Selamat ulang tahun, buku. Anggap saja
aku kekasih atau pacar malangmu.
Selamat panjang umur, cetak ulang selalu.
(Selamat Ulang Tahun Buku)
Walau begitu, tidak kemudian puisi-puisi ini jadi semacam larik-larik pasaran. Tidak sekadar berlagu, Jok Pin mempertahankan elemen "puisi yang bercerita" dengan sedikit pengaruh cerpen yang ditandai pada ending mengejutkan di larik paling belakang. Seperti pada puisi 'Dengan Kata Lain' di halaman 126 yang berkisah tentang seorang aku yang baru pulang ke kampung halaman. Keluar dari stasiun, si aku lalu mencari tukang ojek untuk mengantarnya pulang ke rumah. Tak disangka, tukang ojek itu adalah mantan gurunya dulu. Sesampai di rumah, di tukang ojek keburu berlalu padahal si aku belum sempat membayar ongkos ojeknya. Si aku bingung, pembaca juga penasaran. Kemudian, perhatikan bait terakhir di puisi ini:
Tak ada angin, tak ada hujan, Ayah tiba-tiba
bangkit berdiri dan berseru, "Dengan kata lain,
kamu tak akan pernah bisa membayar gurumu."

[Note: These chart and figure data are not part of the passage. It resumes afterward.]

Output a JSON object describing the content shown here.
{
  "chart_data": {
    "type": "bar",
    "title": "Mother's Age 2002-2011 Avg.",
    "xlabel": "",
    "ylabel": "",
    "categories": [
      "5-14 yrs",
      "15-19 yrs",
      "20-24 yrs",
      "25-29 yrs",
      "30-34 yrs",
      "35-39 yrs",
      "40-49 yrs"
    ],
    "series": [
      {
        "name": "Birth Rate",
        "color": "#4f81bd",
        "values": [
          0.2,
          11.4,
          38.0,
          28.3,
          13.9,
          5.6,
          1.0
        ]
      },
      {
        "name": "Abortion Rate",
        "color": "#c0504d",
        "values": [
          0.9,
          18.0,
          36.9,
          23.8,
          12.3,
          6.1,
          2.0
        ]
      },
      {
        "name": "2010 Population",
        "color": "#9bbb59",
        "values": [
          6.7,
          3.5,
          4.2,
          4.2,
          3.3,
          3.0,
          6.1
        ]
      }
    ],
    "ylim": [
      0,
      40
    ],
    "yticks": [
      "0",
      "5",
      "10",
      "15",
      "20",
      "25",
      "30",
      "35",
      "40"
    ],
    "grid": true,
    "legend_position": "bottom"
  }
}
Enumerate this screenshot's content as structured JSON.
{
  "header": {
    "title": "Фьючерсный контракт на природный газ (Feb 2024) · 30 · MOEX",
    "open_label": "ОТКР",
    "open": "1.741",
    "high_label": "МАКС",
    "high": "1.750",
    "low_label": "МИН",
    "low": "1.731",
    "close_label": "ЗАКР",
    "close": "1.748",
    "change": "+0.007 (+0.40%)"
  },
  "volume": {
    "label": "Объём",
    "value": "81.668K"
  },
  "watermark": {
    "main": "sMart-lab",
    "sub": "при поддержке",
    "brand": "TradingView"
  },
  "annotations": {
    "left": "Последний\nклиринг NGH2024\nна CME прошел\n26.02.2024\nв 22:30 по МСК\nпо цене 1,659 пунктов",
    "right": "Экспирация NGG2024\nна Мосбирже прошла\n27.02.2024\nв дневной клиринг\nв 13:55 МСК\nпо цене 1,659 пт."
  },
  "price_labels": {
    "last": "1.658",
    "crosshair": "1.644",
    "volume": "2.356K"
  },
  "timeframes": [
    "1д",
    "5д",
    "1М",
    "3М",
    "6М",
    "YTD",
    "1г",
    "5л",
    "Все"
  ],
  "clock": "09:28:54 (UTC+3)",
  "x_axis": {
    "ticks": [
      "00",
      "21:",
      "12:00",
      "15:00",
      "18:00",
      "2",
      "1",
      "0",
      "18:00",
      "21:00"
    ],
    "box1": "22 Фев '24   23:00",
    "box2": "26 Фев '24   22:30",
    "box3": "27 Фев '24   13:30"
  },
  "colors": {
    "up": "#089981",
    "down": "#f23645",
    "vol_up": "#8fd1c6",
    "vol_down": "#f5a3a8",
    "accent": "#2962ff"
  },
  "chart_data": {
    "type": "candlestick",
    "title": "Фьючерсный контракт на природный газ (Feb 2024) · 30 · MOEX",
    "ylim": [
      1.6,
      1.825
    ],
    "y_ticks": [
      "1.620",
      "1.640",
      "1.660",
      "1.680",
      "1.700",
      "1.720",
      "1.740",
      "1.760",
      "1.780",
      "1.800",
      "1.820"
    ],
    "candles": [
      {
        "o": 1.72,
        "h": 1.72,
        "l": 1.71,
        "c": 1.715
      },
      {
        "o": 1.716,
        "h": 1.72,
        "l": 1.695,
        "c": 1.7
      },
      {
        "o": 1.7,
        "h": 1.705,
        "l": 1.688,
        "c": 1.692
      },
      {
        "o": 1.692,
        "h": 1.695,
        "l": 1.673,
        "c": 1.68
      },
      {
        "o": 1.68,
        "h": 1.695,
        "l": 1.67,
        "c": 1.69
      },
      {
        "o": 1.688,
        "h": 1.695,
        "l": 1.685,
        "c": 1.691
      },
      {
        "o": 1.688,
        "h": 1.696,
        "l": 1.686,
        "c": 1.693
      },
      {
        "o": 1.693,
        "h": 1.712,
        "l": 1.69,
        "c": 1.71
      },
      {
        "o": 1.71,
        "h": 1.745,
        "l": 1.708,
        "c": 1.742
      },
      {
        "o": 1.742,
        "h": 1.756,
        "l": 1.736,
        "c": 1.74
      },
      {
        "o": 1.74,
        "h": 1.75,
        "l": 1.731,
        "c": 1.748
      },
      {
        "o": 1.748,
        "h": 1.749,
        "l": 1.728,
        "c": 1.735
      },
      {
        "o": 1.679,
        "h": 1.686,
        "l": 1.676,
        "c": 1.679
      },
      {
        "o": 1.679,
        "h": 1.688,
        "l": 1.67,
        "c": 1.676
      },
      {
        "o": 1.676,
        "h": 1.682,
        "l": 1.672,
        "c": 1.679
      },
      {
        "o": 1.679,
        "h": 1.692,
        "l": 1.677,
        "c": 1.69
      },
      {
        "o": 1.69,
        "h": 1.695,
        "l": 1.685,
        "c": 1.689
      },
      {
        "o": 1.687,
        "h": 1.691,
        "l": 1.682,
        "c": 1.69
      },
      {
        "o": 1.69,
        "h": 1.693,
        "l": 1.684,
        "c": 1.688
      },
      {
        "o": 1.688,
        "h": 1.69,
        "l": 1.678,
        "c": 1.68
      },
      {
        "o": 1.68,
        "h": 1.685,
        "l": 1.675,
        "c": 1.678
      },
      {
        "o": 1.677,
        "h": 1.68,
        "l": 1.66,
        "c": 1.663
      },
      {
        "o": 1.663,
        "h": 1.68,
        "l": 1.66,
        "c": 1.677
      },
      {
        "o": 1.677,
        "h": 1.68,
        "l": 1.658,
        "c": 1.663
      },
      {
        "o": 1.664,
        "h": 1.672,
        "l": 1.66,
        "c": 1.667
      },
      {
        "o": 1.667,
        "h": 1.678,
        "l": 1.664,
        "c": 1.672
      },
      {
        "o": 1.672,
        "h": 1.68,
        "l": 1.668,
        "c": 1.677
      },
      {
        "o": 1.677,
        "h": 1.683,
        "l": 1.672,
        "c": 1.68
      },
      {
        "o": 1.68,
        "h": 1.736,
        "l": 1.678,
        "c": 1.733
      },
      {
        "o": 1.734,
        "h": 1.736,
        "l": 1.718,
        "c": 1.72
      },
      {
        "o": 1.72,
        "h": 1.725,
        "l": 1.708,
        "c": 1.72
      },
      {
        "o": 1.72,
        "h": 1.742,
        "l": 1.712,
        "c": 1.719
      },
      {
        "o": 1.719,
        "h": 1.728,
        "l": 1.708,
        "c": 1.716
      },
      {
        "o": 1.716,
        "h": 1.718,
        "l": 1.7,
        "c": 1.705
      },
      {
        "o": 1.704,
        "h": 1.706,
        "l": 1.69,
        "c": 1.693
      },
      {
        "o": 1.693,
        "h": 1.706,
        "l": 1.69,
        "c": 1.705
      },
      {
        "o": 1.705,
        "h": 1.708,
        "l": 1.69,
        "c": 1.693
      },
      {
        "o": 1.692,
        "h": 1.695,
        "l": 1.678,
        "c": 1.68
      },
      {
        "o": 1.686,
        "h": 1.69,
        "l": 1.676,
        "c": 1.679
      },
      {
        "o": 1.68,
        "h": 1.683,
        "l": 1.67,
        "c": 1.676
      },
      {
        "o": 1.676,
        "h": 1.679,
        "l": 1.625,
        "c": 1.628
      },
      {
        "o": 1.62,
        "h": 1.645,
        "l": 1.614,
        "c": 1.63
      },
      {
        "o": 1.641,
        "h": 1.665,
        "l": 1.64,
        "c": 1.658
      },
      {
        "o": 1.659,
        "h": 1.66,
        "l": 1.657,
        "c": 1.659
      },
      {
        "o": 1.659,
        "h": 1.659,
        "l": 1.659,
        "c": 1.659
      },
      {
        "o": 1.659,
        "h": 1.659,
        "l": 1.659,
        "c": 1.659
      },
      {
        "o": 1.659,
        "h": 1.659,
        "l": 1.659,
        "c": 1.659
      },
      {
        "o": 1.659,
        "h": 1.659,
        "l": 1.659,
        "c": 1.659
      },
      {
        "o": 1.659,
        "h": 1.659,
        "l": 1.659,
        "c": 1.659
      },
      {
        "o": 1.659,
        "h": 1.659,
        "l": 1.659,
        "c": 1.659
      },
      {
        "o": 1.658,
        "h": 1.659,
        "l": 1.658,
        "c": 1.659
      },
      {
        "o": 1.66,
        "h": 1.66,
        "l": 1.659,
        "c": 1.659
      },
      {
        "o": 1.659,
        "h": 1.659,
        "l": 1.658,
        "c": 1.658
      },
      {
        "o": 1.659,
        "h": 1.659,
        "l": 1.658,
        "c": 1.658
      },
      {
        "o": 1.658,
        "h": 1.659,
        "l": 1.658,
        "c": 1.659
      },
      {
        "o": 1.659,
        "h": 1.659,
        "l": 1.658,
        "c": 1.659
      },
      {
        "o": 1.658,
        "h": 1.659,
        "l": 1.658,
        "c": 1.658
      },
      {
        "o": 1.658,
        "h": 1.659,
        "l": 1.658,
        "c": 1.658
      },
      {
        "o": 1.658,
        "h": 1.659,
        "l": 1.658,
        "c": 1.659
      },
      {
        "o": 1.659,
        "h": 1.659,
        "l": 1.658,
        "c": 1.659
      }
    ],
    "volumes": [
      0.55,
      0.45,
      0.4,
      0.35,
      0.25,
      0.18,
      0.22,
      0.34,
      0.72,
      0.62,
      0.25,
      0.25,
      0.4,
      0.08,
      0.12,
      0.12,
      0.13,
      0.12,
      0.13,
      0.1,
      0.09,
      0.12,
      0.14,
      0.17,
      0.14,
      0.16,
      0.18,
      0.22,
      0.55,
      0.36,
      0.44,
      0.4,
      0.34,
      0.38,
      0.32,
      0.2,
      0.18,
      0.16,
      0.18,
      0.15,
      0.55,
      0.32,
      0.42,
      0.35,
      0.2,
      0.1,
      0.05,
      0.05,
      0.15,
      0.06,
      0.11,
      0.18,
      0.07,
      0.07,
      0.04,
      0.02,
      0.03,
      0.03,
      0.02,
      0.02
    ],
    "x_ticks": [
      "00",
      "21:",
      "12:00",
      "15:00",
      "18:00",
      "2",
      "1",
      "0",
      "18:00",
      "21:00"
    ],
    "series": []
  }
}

Masih banyak lagi puisi-puisi seru di buku ini. Seluruhnya bisa dibaca sambil lalu, atau dinikmati pelan-pelan satu-per-satu. Sambil menikmatinya pelan-pelan,
membaca puisi-puisi di buku ini adalah hiburan yang menyenangkan, sama
sekali tidak memberatkan. Jika pun ada beberapa puisi di buku ini yang
terlampau panjang sehingga menjenuhkan, atau sedikit berisi sehingga
memusingkan, cukup dinikmati dulu saja. Semoga selalu masih ada nanti
ketika kita bisa menenggoknya kembali.